Diyanet İşleri Başkanı Erbaş, din görevlilerinin aynı zamanda gönül doktoru olduğunu işaret ederek “Kültürümüzde 'hademe-i hayrât' olarak karşılık bulan, yeryüzünde bütün iyi ve hayırlı işlere öncülük ederek zaman ve mekânı aşan bir anlayışı kuşanan gönül doktorlarının numune-i imtisalinin Sevgili Peygamberimiz (s.a.s.) olduğu açık bir hakikattir.” ifadelerini kullandı.

Peygamberlerin Varisleri

Erbaş sözlerini, “İnsanların en hayırlısı insanlara faydalı olandır düsturuyla, asr-ı saadetten günümüze nice örnek ve önder şahsiyetler yaşamış ve onların fedakarlıklarıyla İslam’ın hayat veren ilkeleri yeryüzüne güzellik katmıştır. Özellikle dünyanın, her alanda büyük değişim ve dönüşümlere maruz kaldığı, İslam coğrafyasının ciddi savrulmalar yaşadığı son asırlar boyunca ömrünü, İslam’a, Kur’an’a ve insanlığa hizmete adayan, bir milletin inancı, medeniyeti ve kökleriyle buluşması sevdasıyla yaşayan ve en zor şartlarda dahi bu idealden vazgeçmeyen yakın dönemin örnek şahsiyetlerini tanımak, tanıtmak ve onların ideallerini yaşatmak bizler için bir vefa ve sorumluluk olduğu kadar aynı zamanda, daha iyi bir geleceğin inşasında önemli bir imkân ve motivasyondur.” şeklinde sürdürdü.

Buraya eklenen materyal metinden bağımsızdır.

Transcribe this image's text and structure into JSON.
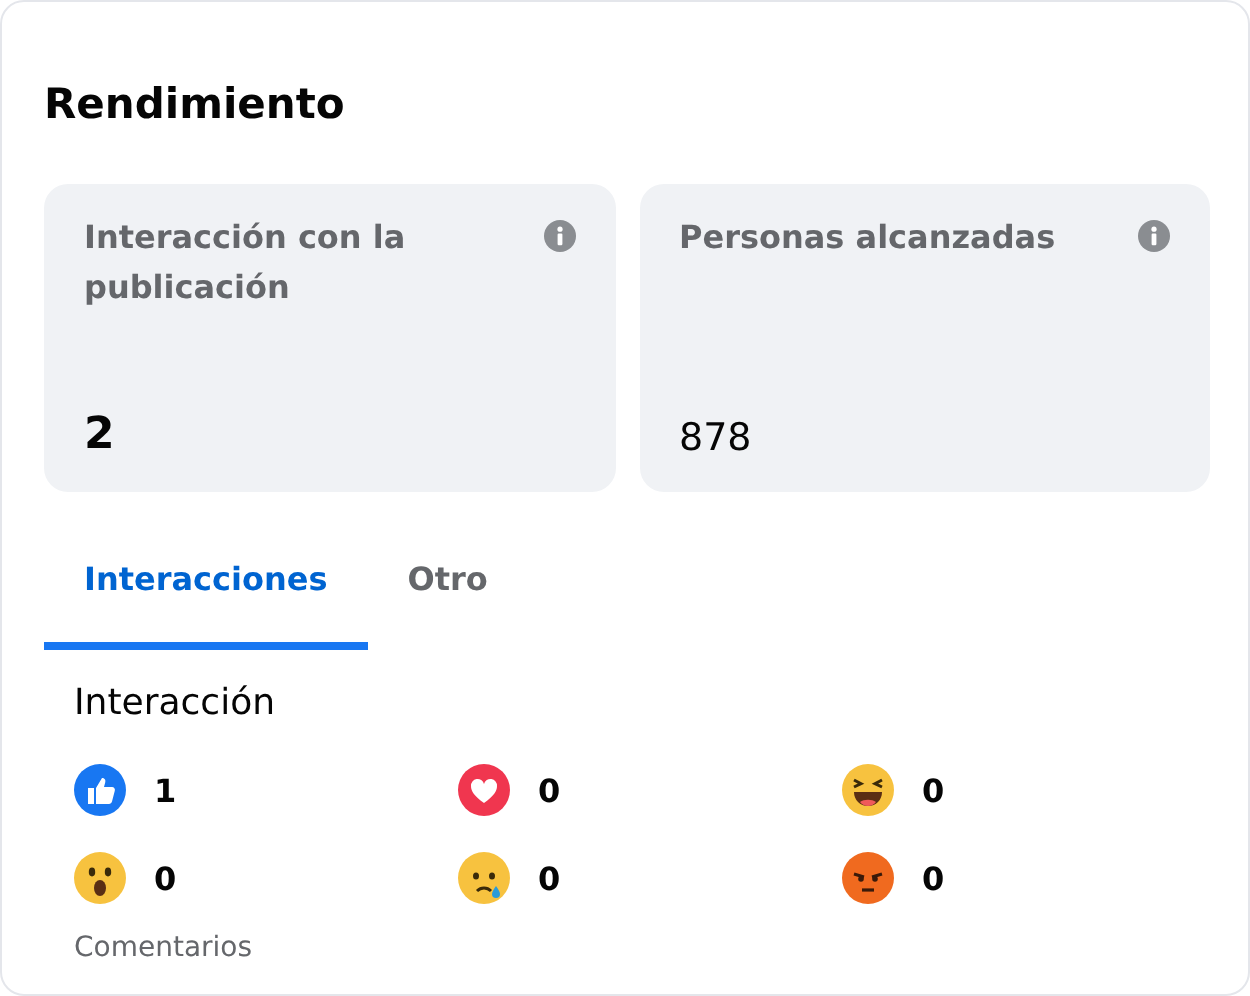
{
  "title": "Rendimiento",
  "stats": [
    {
      "label": "Interacción con la publicación",
      "value": "2",
      "bold": true
    },
    {
      "label": "Personas alcanzadas",
      "value": "878",
      "bold": false
    }
  ],
  "tabs": [
    {
      "label": "Interacciones",
      "selected": true
    },
    {
      "label": "Otro",
      "selected": false
    }
  ],
  "section_title": "Interacción",
  "reactions": [
    {
      "kind": "like",
      "count": "1"
    },
    {
      "kind": "love",
      "count": "0"
    },
    {
      "kind": "haha",
      "count": "0"
    },
    {
      "kind": "wow",
      "count": "0"
    },
    {
      "kind": "sad",
      "count": "0"
    },
    {
      "kind": "angry",
      "count": "0"
    }
  ],
  "next_section": "Comentarios"
}
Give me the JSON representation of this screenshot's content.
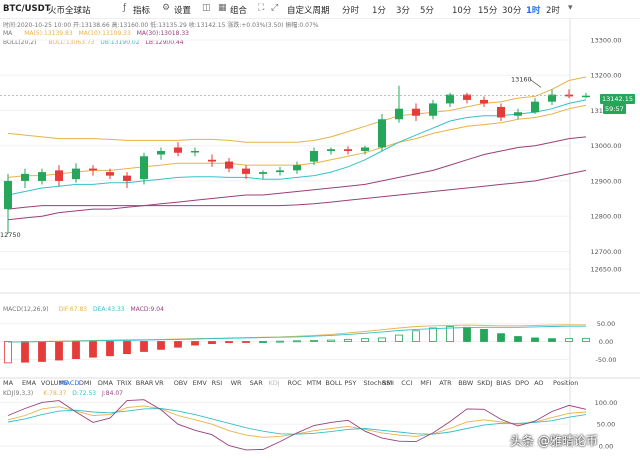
{
  "toolbar": {
    "symbol": "BTC/USDT",
    "exchange": "火币全球站",
    "indicators_label": "指标",
    "settings_label": "设置",
    "layout_label": "组合",
    "periods": [
      "分时",
      "1分",
      "3分",
      "5分",
      "10分",
      "15分",
      "30分",
      "1时",
      "2时"
    ],
    "custom_label": "自定义周期"
  },
  "info": {
    "date": "时间:2020-10-25 10:00",
    "open": "开:13138.66",
    "high": "高:13160.00",
    "low": "低:13135.29",
    "close": "收:13142.15",
    "change": "涨跌:+0.03%(3.50)",
    "amplitude": "振幅:0.07%",
    "ma_label": "MA",
    "ma5": "MA(5):13139.83",
    "ma10": "MA(10):13109.33",
    "ma30": "MA(30):13018.33",
    "boll_label": "BOLL(20,2)",
    "boll_mid": "BOLL:13063.73",
    "boll_ub": "UB:13190.02",
    "boll_lb": "LB:12900.44"
  },
  "macd_info": {
    "label": "MACD(12,26,9)",
    "diff": "DIF:67.83",
    "dea": "DEA:43.33",
    "macd": "MACD:9.04"
  },
  "kdj_info": {
    "label": "KDJ(9,3,3)",
    "k": "K:78.37",
    "d": "D:72.53",
    "j": "J:84.07"
  },
  "chart_data": {
    "type": "candlestick",
    "ylim": [
      12600,
      13300
    ],
    "yticks": [
      "13300.00",
      "13200.00",
      "13100.00",
      "13000.00",
      "12900.00",
      "12800.00",
      "12700.00",
      "12650.00"
    ],
    "current_price": "13142.15",
    "countdown": "59:57",
    "high_label": "13160",
    "low_label": "12750",
    "candles": [
      {
        "o": 12820,
        "c": 12900,
        "h": 12920,
        "l": 12750
      },
      {
        "o": 12900,
        "c": 12920,
        "h": 12935,
        "l": 12880
      },
      {
        "o": 12900,
        "c": 12925,
        "h": 12935,
        "l": 12890
      },
      {
        "o": 12930,
        "c": 12900,
        "h": 12945,
        "l": 12885
      },
      {
        "o": 12905,
        "c": 12935,
        "h": 12950,
        "l": 12895
      },
      {
        "o": 12935,
        "c": 12930,
        "h": 12945,
        "l": 12915
      },
      {
        "o": 12925,
        "c": 12915,
        "h": 12935,
        "l": 12905
      },
      {
        "o": 12915,
        "c": 12900,
        "h": 12925,
        "l": 12880
      },
      {
        "o": 12905,
        "c": 12970,
        "h": 12980,
        "l": 12890
      },
      {
        "o": 12975,
        "c": 12985,
        "h": 12995,
        "l": 12960
      },
      {
        "o": 12995,
        "c": 12980,
        "h": 13010,
        "l": 12970
      },
      {
        "o": 12985,
        "c": 12985,
        "h": 12995,
        "l": 12970
      },
      {
        "o": 12960,
        "c": 12955,
        "h": 12975,
        "l": 12940
      },
      {
        "o": 12955,
        "c": 12935,
        "h": 12965,
        "l": 12925
      },
      {
        "o": 12935,
        "c": 12920,
        "h": 12945,
        "l": 12905
      },
      {
        "o": 12920,
        "c": 12925,
        "h": 12930,
        "l": 12905
      },
      {
        "o": 12925,
        "c": 12930,
        "h": 12940,
        "l": 12915
      },
      {
        "o": 12930,
        "c": 12945,
        "h": 12955,
        "l": 12920
      },
      {
        "o": 12955,
        "c": 12985,
        "h": 12995,
        "l": 12945
      },
      {
        "o": 12985,
        "c": 12990,
        "h": 12995,
        "l": 12975
      },
      {
        "o": 12990,
        "c": 12985,
        "h": 12998,
        "l": 12975
      },
      {
        "o": 12985,
        "c": 12995,
        "h": 13000,
        "l": 12975
      },
      {
        "o": 12995,
        "c": 13075,
        "h": 13090,
        "l": 12985
      },
      {
        "o": 13075,
        "c": 13105,
        "h": 13170,
        "l": 13065
      },
      {
        "o": 13105,
        "c": 13085,
        "h": 13120,
        "l": 13070
      },
      {
        "o": 13085,
        "c": 13120,
        "h": 13130,
        "l": 13075
      },
      {
        "o": 13120,
        "c": 13145,
        "h": 13150,
        "l": 13110
      },
      {
        "o": 13145,
        "c": 13130,
        "h": 13150,
        "l": 13120
      },
      {
        "o": 13130,
        "c": 13120,
        "h": 13140,
        "l": 13110
      },
      {
        "o": 13110,
        "c": 13080,
        "h": 13120,
        "l": 13070
      },
      {
        "o": 13085,
        "c": 13095,
        "h": 13105,
        "l": 13075
      },
      {
        "o": 13095,
        "c": 13125,
        "h": 13135,
        "l": 13090
      },
      {
        "o": 13125,
        "c": 13145,
        "h": 13160,
        "l": 13115
      },
      {
        "o": 13145,
        "c": 13140,
        "h": 13160,
        "l": 13135
      },
      {
        "o": 13140,
        "c": 13142,
        "h": 13150,
        "l": 13135
      }
    ],
    "upper_band": [
      13035,
      13030,
      13025,
      13020,
      13020,
      13020,
      13018,
      13015,
      13015,
      13015,
      13015,
      13018,
      13018,
      13015,
      13010,
      13010,
      13010,
      13010,
      13015,
      13025,
      13040,
      13055,
      13070,
      13085,
      13090,
      13095,
      13100,
      13110,
      13120,
      13125,
      13135,
      13140,
      13160,
      13185,
      13195
    ],
    "mid_band": [
      12910,
      12915,
      12915,
      12920,
      12925,
      12930,
      12930,
      12935,
      12940,
      12945,
      12950,
      12950,
      12950,
      12950,
      12945,
      12945,
      12945,
      12945,
      12950,
      12960,
      12970,
      12980,
      12995,
      13010,
      13020,
      13035,
      13045,
      13055,
      13060,
      13065,
      13075,
      13080,
      13090,
      13105,
      13115
    ],
    "lower_band": [
      12790,
      12795,
      12800,
      12810,
      12815,
      12820,
      12820,
      12825,
      12830,
      12835,
      12840,
      12845,
      12850,
      12855,
      12860,
      12860,
      12865,
      12870,
      12875,
      12880,
      12885,
      12890,
      12900,
      12910,
      12920,
      12930,
      12945,
      12960,
      12975,
      12985,
      12995,
      13000,
      13010,
      13020,
      13025
    ],
    "ma_a": [
      12860,
      12870,
      12880,
      12885,
      12890,
      12890,
      12895,
      12895,
      12900,
      12905,
      12910,
      12912,
      12912,
      12910,
      12910,
      12905,
      12905,
      12910,
      12915,
      12925,
      12940,
      12960,
      12985,
      13010,
      13030,
      13050,
      13070,
      13080,
      13085,
      13085,
      13090,
      13095,
      13105,
      13120,
      13130
    ],
    "ma_b": [
      12820,
      12825,
      12830,
      12830,
      12830,
      12830,
      12830,
      12830,
      12830,
      12830,
      12830,
      12830,
      12830,
      12830,
      12830,
      12830,
      12830,
      12832,
      12835,
      12840,
      12845,
      12850,
      12855,
      12860,
      12865,
      12870,
      12875,
      12880,
      12885,
      12890,
      12895,
      12900,
      12910,
      12920,
      12930
    ],
    "macd": {
      "ylim": [
        -80,
        80
      ],
      "ticks": [
        "50.00",
        "0.00",
        "-50.00"
      ],
      "hist": [
        -60,
        -58,
        -56,
        -52,
        -48,
        -44,
        -40,
        -34,
        -28,
        -22,
        -16,
        -10,
        -6,
        -3,
        -1,
        0,
        1,
        2,
        3,
        4,
        6,
        8,
        10,
        18,
        30,
        38,
        42,
        40,
        34,
        22,
        14,
        10,
        8,
        8,
        9
      ],
      "dif": [
        -2,
        -1,
        0,
        1,
        2,
        3,
        4,
        5,
        5,
        6,
        7,
        8,
        9,
        10,
        11,
        12,
        13,
        15,
        17,
        20,
        24,
        28,
        33,
        38,
        42,
        44,
        45,
        46,
        45,
        44,
        44,
        45,
        46,
        47,
        47
      ],
      "dea": [
        -1,
        -1,
        0,
        0,
        1,
        2,
        3,
        3,
        4,
        5,
        6,
        7,
        8,
        9,
        10,
        11,
        12,
        13,
        15,
        17,
        20,
        23,
        27,
        31,
        34,
        36,
        38,
        39,
        40,
        40,
        40,
        41,
        42,
        43,
        43
      ]
    },
    "kdj": {
      "ylim": [
        0,
        110
      ],
      "ticks": [
        "100.00",
        "50.00",
        "0.00"
      ],
      "k": [
        60,
        70,
        85,
        90,
        80,
        70,
        72,
        88,
        92,
        85,
        70,
        60,
        50,
        35,
        25,
        20,
        22,
        28,
        35,
        40,
        45,
        38,
        30,
        25,
        22,
        28,
        40,
        55,
        60,
        55,
        50,
        55,
        65,
        75,
        78
      ],
      "d": [
        55,
        62,
        72,
        80,
        82,
        78,
        76,
        80,
        85,
        86,
        80,
        72,
        62,
        52,
        42,
        34,
        28,
        27,
        29,
        33,
        38,
        40,
        36,
        32,
        28,
        27,
        32,
        40,
        48,
        52,
        52,
        54,
        58,
        66,
        72
      ],
      "j": [
        70,
        86,
        100,
        104,
        78,
        54,
        64,
        104,
        106,
        83,
        50,
        36,
        26,
        1,
        -9,
        -8,
        10,
        30,
        47,
        54,
        59,
        34,
        18,
        11,
        10,
        30,
        56,
        85,
        84,
        61,
        46,
        57,
        79,
        93,
        84
      ]
    }
  },
  "indicator_tabs": [
    "MA",
    "EMA",
    "VOLUME",
    "MACD",
    "DMI",
    "DMA",
    "TRIX",
    "BRAR",
    "VR",
    "OBV",
    "EMV",
    "RSI",
    "WR",
    "SAR",
    "KDJ",
    "ROC",
    "MTM",
    "BOLL",
    "PSY",
    "StochRSI",
    "SMI",
    "CCI",
    "MFI",
    "ATR",
    "BBW",
    "SKDJ",
    "BIAS",
    "DPO",
    "AO",
    "Position"
  ],
  "watermark": "头条 @雅晴论币",
  "colors": {
    "up": "#e63b3b",
    "down": "#26a65b",
    "ma_orange": "#e7b24a",
    "ma_cyan": "#34c1c8",
    "ma_purple": "#9a3f7a"
  }
}
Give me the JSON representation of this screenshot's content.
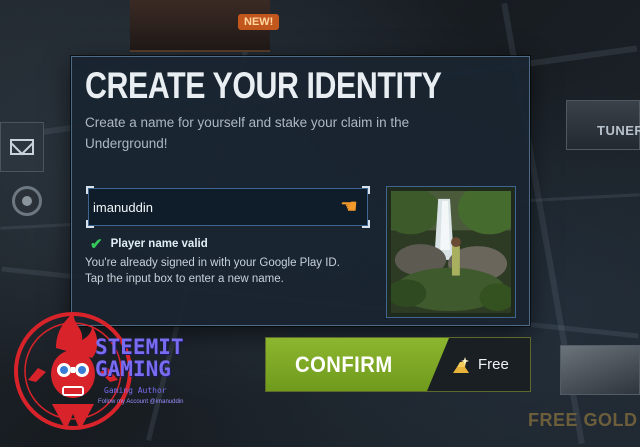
{
  "dialog": {
    "title": "CREATE YOUR IDENTITY",
    "subtitle": "Create a name for yourself and stake your claim in the Underground!",
    "name_input_value": "imanuddin",
    "valid_message": "Player name valid",
    "info_line1": "You're already signed in with your Google Play ID.",
    "info_line2": "Tap the input box to enter a new name."
  },
  "confirm": {
    "label": "CONFIRM",
    "cost_label": "Free",
    "cost_icon": "gold-bars-icon"
  },
  "background": {
    "new_badge": "NEW!",
    "tuner_label": "TUNER",
    "free_gold_label": "FREE GOLD"
  },
  "watermark": {
    "line1": "STEEMIT",
    "line2": "GAMING",
    "line3": "Gaming Author",
    "line4": "Follow my Account @imanuddin"
  },
  "colors": {
    "dialog_bg": "#192430",
    "dialog_border": "#4d6a86",
    "confirm_green": "#7ea928",
    "valid_check": "#35c759",
    "tap_icon": "#f39a2a",
    "logo_red": "#d8232a",
    "logo_purple": "#7a6cf0"
  }
}
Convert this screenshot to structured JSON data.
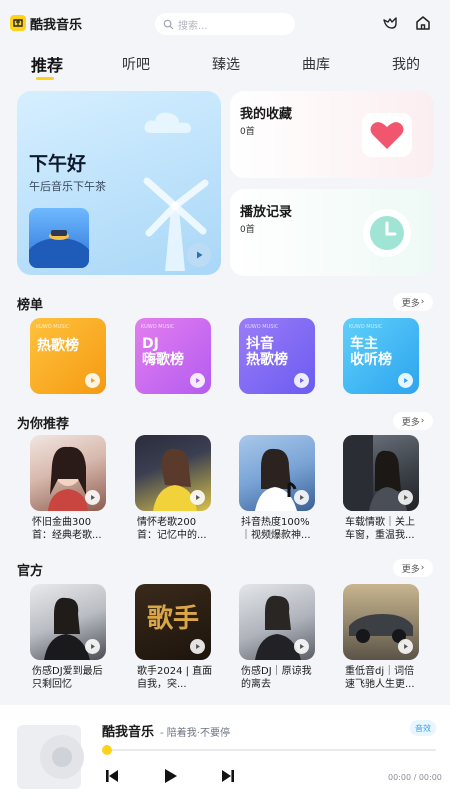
{
  "app": {
    "name": "酷我音乐"
  },
  "search": {
    "placeholder": "搜索..."
  },
  "tabs": [
    {
      "label": "推荐",
      "active": true
    },
    {
      "label": "听吧"
    },
    {
      "label": "臻选"
    },
    {
      "label": "曲库"
    },
    {
      "label": "我的"
    }
  ],
  "hero": {
    "title": "下午好",
    "subtitle": "午后音乐下午茶"
  },
  "favorites": {
    "title": "我的收藏",
    "count": "0首"
  },
  "history": {
    "title": "播放记录",
    "count": "0首"
  },
  "sections": {
    "charts": {
      "title": "榜单",
      "more": "更多"
    },
    "recommend": {
      "title": "为你推荐",
      "more": "更多"
    },
    "official": {
      "title": "官方",
      "more": "更多"
    }
  },
  "charts": [
    {
      "tag": "KUWO MUSIC",
      "name": "热歌榜",
      "color": "#f7a11a"
    },
    {
      "tag": "KUWO MUSIC",
      "name": "DJ\n嗨歌榜",
      "color": "#c96cf0"
    },
    {
      "tag": "KUWO MUSIC",
      "name": "抖音\n热歌榜",
      "color": "#7c6cf5"
    },
    {
      "tag": "KUWO MUSIC",
      "name": "车主\n收听榜",
      "color": "#3fb8f5"
    }
  ],
  "recommend": [
    {
      "name": "怀旧金曲300首：经典老歌..."
    },
    {
      "name": "情怀老歌200首：记忆中的..."
    },
    {
      "name": "抖音热度100%｜视频爆款神..."
    },
    {
      "name": "车载情歌｜关上车窗，重温我..."
    }
  ],
  "official": [
    {
      "name": "伤感DJ爱到最后只剩回忆"
    },
    {
      "name": "歌手2024 | 直面自我，突...",
      "cover_text": "歌手"
    },
    {
      "name": "伤感DJ｜原谅我的离去"
    },
    {
      "name": "重低音dj｜词倍速飞驰人生更..."
    }
  ],
  "player": {
    "title": "酷我音乐",
    "subtitle": "- 陪着我·不要停",
    "badge": "音效",
    "time": "00:00 / 00:00",
    "progress": 0
  }
}
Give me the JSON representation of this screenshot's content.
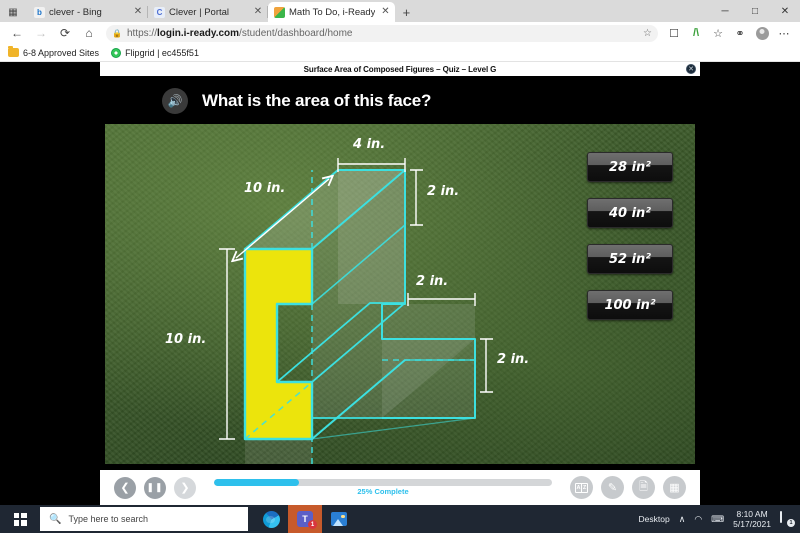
{
  "browser": {
    "tabs": [
      {
        "title": "clever - Bing",
        "favicon": "bing-icon",
        "active": false
      },
      {
        "title": "Clever | Portal",
        "favicon": "clever-icon",
        "active": false
      },
      {
        "title": "Math To Do, i-Ready",
        "favicon": "iready-cube-icon",
        "active": true
      }
    ],
    "new_tab_label": "+",
    "window_controls": {
      "minimize": "─",
      "maximize": "□",
      "close": "✕"
    },
    "nav": {
      "back": "←",
      "forward": "→",
      "refresh": "⟳",
      "home": "⌂"
    },
    "address": {
      "lock": "🔒",
      "url_prefix": "https://",
      "url_domain": "login.i-ready.com",
      "url_path": "/student/dashboard/home",
      "favorite": "☆"
    },
    "toolbar_icons": [
      "collections-icon",
      "math-solver-icon",
      "favorites-icon",
      "browser-essentials-icon",
      "profile-icon",
      "settings-more-icon"
    ],
    "bookmarks": [
      {
        "label": "6-8 Approved Sites",
        "icon": "folder-icon"
      },
      {
        "label": "Flipgrid | ec455f51",
        "icon": "flipgrid-icon"
      }
    ]
  },
  "quiz": {
    "title": "Surface Area of Composed Figures – Quiz – Level G",
    "close_label": "✕",
    "question": "What is the area of this face?",
    "speaker_icon": "speaker-icon",
    "answers": [
      {
        "label": "28 in²"
      },
      {
        "label": "40 in²"
      },
      {
        "label": "52 in²"
      },
      {
        "label": "100 in²"
      }
    ],
    "figure": {
      "description": "L-shaped rectangular composed prism with front C-shaped face highlighted in yellow",
      "labels": [
        {
          "text": "4 in.",
          "position": "top-width"
        },
        {
          "text": "10 in.",
          "position": "depth-diagonal"
        },
        {
          "text": "2 in.",
          "position": "upper-right-height"
        },
        {
          "text": "2 in.",
          "position": "lower-notch-width"
        },
        {
          "text": "2 in.",
          "position": "lower-right-height"
        },
        {
          "text": "10 in.",
          "position": "left-height"
        }
      ],
      "colors": {
        "highlight": "#ece40c",
        "edge": "#3ce0e0",
        "background": "#3c5a2a"
      }
    },
    "progress": {
      "percent": 25,
      "text": "25% Complete",
      "color": "#2ec0ec"
    },
    "controls": {
      "back": "❮",
      "pause": "❘❘",
      "forward": "❯"
    },
    "tools": [
      {
        "name": "glossary-tool",
        "label": "A|Z"
      },
      {
        "name": "annotate-tool",
        "label": "✎"
      },
      {
        "name": "notepad-tool",
        "label": "▤"
      },
      {
        "name": "calculator-tool",
        "label": "⌸"
      }
    ]
  },
  "taskbar": {
    "start_label": "Start",
    "search_placeholder": "Type here to search",
    "search_icon": "search-icon",
    "apps": [
      {
        "name": "edge-app",
        "label": "Microsoft Edge",
        "badge": ""
      },
      {
        "name": "teams-app",
        "label": "Microsoft Teams",
        "badge": "1"
      },
      {
        "name": "photos-app",
        "label": "Photos",
        "badge": ""
      }
    ],
    "tray": {
      "desktop_label": "Desktop",
      "overflow": "››",
      "chevron": "∧",
      "network_icon": "wifi-icon",
      "keyboard_icon": "keyboard-icon",
      "time": "8:10 AM",
      "date": "5/17/2021",
      "notification_badge": "1"
    }
  }
}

Dünya İnsanının En Büyük Talihsizliği

Erbaş, model insan krizine dikkat çekerek “Diğer yandan örnek insanlarını, gerçek kahramanlarını, büyük âlimlerini nesillerine tanıtmayanlar, çocuklarını başkalarının hikâyelerine meftun olmaya mahkûm ederler. Kabul edelim ki bugün başta gençler olmak üzere dünya insanının en büyük talihsizliği model insan olmanın ölçüsünü de model insanlarını da kaybetmiş olmasıdır.” dedi. 

Kahramanlığın Ölçüsü

“Bizler kahramanlığın ölçüsünü başkalarının iyiliği için çalışmak, hak-hukuk ve merhamet adına mücadele etmek olarak belirleyen, yiğitliğin ölçüsünü erdem ve faziletlerle değerlendiren bir inancın, ahlakın ve medeniyetin mensuplarıyız.” diyen Başkan Erbaş,  “Bunun için nesillerimizi medeniyetimizin büyük insanları, tarihimizin ahlak, fedakârlık ve iyilik abideleri ile tanıştırmak zorundayız.” ifadelerini kullandı.